- Al-Zughbah Location in Syria
- Coordinates: 35°22′51″N 36°57′31″E﻿ / ﻿35.38083°N 36.95861°E
- Country: Syria
- Governorate: Hama
- District: Hama
- Subdistrict: Hamraa

Population (2004)
- • Total: 758
- Time zone: UTC+3 (AST)
- City Qrya Pcode: C3075

= Al-Zughbah =

Al-Zughbah (الزغبة) is a village in central Syria, administratively part of the Hamraa Subdistrict of the Hama District, located 40 km east of Hama. According to the Syria Central Bureau of Statistics (CBS), al-Zughbah had a population of 758 in the 2004 census. Its inhabitants are predominantly Alawites. As of 24 February 2025, the village is uninhabited.

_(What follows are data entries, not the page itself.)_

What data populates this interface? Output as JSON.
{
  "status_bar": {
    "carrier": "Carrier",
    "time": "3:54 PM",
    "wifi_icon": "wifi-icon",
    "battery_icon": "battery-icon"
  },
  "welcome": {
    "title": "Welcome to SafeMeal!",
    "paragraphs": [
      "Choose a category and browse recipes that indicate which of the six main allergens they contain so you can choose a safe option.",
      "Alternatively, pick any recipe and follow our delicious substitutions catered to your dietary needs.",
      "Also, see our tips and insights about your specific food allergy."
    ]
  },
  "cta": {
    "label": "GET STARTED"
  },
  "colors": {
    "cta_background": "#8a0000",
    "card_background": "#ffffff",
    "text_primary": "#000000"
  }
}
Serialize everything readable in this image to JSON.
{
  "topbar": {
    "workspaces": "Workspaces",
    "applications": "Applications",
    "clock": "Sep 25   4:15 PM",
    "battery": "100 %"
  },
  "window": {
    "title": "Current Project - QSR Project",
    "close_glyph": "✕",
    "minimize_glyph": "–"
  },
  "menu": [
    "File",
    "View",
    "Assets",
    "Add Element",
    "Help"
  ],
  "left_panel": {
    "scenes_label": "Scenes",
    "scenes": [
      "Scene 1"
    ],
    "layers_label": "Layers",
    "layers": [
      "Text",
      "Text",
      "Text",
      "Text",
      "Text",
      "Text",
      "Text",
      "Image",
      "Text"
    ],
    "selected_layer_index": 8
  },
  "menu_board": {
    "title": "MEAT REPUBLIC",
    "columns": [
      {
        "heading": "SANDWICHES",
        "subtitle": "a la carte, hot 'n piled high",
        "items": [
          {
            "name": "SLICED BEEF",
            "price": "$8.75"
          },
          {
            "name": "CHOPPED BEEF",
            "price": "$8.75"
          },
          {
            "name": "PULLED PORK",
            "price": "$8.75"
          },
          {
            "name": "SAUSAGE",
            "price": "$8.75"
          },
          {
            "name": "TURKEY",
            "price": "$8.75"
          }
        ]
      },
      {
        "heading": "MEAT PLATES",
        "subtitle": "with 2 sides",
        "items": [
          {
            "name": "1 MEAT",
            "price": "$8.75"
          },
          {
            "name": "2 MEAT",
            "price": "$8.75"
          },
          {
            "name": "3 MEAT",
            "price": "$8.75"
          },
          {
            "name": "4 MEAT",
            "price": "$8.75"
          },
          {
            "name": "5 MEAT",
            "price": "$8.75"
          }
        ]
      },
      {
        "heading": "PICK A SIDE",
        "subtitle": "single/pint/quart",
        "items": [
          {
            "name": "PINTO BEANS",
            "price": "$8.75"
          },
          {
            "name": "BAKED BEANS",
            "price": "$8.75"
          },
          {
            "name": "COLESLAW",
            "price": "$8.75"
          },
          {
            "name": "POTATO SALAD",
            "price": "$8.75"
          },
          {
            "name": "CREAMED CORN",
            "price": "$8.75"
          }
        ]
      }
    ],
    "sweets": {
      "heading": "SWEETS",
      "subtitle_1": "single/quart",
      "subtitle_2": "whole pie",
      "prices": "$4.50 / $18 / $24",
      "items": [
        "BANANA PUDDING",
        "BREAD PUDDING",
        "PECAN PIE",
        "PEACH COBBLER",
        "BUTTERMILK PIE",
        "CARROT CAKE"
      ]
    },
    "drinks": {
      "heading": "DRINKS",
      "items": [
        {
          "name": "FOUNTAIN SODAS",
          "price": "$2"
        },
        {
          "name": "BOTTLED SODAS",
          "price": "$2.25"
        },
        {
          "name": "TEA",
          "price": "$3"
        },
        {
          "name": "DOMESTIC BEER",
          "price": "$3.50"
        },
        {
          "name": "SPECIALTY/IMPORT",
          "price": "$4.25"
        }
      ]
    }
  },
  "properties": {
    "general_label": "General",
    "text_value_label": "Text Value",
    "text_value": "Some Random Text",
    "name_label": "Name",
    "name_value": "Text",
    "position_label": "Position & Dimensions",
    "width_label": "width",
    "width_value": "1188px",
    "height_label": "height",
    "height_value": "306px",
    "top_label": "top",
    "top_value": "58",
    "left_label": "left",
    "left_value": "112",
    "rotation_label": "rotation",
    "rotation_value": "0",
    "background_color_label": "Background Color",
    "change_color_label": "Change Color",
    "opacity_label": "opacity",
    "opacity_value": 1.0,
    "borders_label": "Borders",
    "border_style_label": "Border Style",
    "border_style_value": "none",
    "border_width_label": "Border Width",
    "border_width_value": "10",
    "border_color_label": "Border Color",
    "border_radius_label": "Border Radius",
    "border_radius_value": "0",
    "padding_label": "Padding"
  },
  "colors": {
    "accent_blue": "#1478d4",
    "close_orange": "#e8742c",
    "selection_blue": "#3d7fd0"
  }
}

In 2004, the Zughba Municipality was established to administer al-Zughba and the neighboring villages of al-Hazim, Duma, al-Samaqiyah al-Qibliyah, Rabda and Arfa. As of 2010, al-Zughba's working inhabitants were engaged in agriculture. The village was the largest producer of pistachios in Hama Governorate, with 8,500 dunams grown with pistachio trees, as well as 3,000 dunams grown with olive groves. Other major crops in the village were wheat, barley, lentils and cumin.